La vida transcurre casi sin darse cuenta de que en cualquier momento la muerte llegará; de ahí que no se disfrute de las cosas cotidianas ni se aprecie el valor que hay en ellas, porque se está acostumbrado a tenerlas: el sol, la lluvia, el frío, la vista, el tacto, la familia…
En cambio, si de un día para otro se supiera que se tiene una enfermedad grave que probablemente tendrá un desenlace fatal, ¿cómo cambiaría la propia vida? Al respecto, muchos pacientes cancerosos afirman vivir su existencia con una mayor intensidad; ya no posponen para el futuro, se dan cuenta de que sólo se puede vivir realmente en el presente, de que no se puede saltar el tiempo actual. Darse cuenta de que el deceso está próximo ayuda a centrar la atención y las energías en el presente y en el futuro próximo, así como en lo absurdo de algunos de los valores y prácticas sociales actuales.
Se dice que hablar de la muerte revela una actitud malsana, próxima a lo macabro; no obstante, resulta favorable familiarizarse con el tema a través del arte, la ciencia, la filosofía, la religión, las creencias y los mitos, tratando de recuperar el lado positivo de cada uno de ellos. Con preparación, la última fase de la vida puede convertirse en un intervalo positivo y una oportunidad para demostrar las mejores cualidades.

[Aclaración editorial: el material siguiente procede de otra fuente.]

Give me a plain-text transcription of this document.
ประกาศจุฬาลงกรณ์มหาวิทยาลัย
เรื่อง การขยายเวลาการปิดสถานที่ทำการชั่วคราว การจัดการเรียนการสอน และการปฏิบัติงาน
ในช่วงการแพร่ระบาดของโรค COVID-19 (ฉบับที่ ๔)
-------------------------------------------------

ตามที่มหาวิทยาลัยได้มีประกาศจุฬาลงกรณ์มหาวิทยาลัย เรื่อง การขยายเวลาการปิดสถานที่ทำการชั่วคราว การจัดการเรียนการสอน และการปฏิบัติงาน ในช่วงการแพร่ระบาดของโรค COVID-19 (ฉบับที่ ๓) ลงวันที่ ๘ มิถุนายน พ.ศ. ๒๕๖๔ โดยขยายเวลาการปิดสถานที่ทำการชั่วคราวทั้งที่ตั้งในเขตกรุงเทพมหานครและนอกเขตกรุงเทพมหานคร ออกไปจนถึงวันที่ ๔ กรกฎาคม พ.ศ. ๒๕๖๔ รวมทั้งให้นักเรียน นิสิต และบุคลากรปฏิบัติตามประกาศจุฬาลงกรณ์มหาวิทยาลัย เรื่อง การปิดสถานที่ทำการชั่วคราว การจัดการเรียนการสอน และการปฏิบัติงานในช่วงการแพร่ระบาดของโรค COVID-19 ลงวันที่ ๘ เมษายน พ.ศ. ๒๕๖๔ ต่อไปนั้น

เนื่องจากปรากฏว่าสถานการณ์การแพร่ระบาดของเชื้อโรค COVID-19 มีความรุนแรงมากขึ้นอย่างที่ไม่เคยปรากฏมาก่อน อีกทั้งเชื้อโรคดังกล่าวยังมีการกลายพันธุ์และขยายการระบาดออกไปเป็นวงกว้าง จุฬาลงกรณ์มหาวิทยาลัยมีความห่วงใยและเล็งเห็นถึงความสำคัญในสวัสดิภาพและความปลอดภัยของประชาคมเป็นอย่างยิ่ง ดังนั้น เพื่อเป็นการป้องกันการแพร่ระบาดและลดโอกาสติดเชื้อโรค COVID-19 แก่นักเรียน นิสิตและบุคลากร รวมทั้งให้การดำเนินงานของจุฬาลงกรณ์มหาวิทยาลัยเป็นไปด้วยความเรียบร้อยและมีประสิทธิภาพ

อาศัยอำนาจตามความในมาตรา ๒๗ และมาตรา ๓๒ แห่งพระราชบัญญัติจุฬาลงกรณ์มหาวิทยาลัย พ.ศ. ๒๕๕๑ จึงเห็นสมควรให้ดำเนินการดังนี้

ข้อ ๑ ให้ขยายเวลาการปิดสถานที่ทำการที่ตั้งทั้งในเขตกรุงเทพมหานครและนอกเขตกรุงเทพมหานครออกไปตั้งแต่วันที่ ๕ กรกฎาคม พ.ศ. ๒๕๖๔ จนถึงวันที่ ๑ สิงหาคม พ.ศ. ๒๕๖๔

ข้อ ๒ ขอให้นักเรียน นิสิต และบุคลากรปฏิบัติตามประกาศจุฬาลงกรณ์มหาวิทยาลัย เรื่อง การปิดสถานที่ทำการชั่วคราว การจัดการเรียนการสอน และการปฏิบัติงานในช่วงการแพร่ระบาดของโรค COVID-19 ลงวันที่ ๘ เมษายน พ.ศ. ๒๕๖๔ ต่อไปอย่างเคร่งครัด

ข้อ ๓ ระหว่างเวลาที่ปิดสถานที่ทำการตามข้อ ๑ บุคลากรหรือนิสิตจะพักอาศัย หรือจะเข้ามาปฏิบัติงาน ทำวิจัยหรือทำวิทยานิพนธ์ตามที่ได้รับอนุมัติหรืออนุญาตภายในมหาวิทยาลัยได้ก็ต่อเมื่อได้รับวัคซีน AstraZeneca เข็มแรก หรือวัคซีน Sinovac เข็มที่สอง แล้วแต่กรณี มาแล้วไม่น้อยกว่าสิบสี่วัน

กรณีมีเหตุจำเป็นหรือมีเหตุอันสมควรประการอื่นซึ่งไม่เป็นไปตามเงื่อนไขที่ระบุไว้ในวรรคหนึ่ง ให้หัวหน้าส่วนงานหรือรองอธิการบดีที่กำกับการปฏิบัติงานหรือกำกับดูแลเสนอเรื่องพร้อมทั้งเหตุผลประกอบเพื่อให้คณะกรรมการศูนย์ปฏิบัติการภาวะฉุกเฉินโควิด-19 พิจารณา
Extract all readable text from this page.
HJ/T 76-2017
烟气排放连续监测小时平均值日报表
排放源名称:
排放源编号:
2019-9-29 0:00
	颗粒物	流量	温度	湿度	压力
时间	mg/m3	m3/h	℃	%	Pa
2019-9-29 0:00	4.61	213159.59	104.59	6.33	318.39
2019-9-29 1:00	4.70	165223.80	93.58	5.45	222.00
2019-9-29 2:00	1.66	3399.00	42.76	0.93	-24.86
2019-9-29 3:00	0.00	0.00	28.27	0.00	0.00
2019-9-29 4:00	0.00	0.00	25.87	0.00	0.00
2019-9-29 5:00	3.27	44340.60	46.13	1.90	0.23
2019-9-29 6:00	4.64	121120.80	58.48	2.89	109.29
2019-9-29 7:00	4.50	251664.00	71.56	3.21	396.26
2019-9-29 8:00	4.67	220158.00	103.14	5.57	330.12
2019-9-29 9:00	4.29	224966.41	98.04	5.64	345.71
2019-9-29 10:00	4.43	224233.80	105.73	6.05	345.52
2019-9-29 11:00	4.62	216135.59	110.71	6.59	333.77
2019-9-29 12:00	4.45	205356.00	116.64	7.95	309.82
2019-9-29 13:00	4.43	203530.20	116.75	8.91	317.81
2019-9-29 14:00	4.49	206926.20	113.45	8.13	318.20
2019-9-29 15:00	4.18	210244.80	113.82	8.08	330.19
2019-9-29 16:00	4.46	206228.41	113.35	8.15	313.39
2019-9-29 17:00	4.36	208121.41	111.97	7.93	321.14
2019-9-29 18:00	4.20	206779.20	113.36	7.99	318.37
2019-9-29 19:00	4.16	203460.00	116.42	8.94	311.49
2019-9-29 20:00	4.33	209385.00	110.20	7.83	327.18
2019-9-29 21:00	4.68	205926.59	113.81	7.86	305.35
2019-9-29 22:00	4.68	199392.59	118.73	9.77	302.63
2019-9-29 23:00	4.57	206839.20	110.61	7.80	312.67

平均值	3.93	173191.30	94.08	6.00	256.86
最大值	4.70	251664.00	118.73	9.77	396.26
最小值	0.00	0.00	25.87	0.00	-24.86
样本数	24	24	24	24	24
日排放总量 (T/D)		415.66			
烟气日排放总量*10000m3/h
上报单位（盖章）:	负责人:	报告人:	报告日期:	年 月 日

Para concluir, una persona aceptará la muerte como algo natural y sin angustias dependiendo de cómo haya enfrentado los conflictos que se le presentaron desde su infancia hasta su vejez y del tipo de relaciones afectivas que haya establecido con sus semejantes y con su medio circundante. Si hace un recuento y se siente satisfecho al respecto, tendrá la seguridad de que no todo se acabará con su deceso y de que sus acciones y obras continuarán después de su final.